I think someone with more experience on kits can shed more light on this.

Luc


----------



## cpfan (Mar 19, 2007)

Matt:

My experience with filtering a gallon of liqueur with a coffee filter & filter cone was not very good. Painfully slow and much of the liqueur seemed to bypass the filter.

Personally I would filter that kit (but I've got a Mini Jet). Without the MJ, not sure what I'd do.

Steve


----------



## English (Mar 19, 2007)

Steve,

Must be nice to have all the goodies! As I'm just getting started I have yet to obtain all the bells and whistles. I was thinking about using a collander with the filter spread out in the bottom of it and letting the siphon hose drain through the filter into the container this way. See I've got two 9 gal fermnters with large open tops. Got them from E.C. Kraus.. (I'm sure you've seen them)

I do however, see Luc's point about the oxygen issue. I may reconsider my plan.


----------



## phantom (Mar 20, 2007)

Between the friend who got me started, and the stuff I've done solo, I've got a couple dozen kit wines under my belt. So far, I haven't filtered any of my wines. Unless you're in a rush to free up the equipment(or drink the wine), I've found that letting everything sit in the carboy after adding the fining agents in the last step pretty much eliminates the stuff that might settle out in a bottle. Despite some of my better intentions, I've never followed the exact directions as far as the timeline in the instructions. 

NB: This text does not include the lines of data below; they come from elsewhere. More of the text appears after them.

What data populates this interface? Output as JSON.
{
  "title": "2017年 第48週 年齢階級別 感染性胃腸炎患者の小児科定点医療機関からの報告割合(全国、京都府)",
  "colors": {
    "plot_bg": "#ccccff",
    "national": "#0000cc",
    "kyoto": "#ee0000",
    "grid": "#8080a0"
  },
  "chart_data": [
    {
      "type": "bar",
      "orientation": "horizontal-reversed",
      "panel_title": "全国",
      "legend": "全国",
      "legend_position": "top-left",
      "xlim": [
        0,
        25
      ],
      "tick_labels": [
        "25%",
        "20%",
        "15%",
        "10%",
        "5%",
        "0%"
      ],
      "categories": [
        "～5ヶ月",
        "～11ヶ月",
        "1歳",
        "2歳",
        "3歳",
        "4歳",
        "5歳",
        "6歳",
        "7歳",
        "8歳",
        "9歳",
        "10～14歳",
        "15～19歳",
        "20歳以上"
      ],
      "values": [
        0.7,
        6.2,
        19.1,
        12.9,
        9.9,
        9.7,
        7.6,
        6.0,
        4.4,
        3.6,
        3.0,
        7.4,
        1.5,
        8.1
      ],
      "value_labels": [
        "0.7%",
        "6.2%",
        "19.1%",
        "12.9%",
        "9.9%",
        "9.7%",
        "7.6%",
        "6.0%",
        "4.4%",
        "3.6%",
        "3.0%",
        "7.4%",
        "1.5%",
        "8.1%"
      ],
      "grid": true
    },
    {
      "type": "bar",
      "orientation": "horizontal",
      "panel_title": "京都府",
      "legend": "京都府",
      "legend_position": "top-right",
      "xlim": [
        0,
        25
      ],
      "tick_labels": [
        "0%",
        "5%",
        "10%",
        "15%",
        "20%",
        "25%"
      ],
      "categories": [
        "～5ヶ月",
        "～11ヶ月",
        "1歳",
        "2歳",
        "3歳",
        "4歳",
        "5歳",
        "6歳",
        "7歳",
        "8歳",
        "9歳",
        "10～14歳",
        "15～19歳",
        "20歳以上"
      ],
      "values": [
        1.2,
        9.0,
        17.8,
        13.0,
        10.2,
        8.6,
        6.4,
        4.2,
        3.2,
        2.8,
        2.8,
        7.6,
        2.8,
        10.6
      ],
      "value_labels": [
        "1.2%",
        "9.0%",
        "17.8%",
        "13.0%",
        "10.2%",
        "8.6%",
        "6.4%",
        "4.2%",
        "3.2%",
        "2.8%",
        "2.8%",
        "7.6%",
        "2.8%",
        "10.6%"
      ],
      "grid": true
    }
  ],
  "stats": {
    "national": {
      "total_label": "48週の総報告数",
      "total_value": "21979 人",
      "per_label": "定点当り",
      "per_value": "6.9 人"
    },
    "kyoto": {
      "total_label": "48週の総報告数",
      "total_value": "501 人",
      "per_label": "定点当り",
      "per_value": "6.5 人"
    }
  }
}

Also, if you're willing to lose a little yield, if you don't stick your racking cane deep into the lees at the bottom of the carboy, you'll have fewer problems with sucking stuff into your bottles. The most I've ever gotten out of a 6-gallon(US) kit is 27 bottles(instead of the "30" you're supposed to get).


----------



## Caplan (Mar 20, 2007)

I've used 'coffee paper' type filters in the past too and they never worked for me. Unless you want to go down the 'Mini jet' route as Cpfan suggested I'd just let the sediment drop (as per the kit instructions/recipe recommends) and be careful when racking to avoid stirring it up and transfering it into your fresh carboy.


----------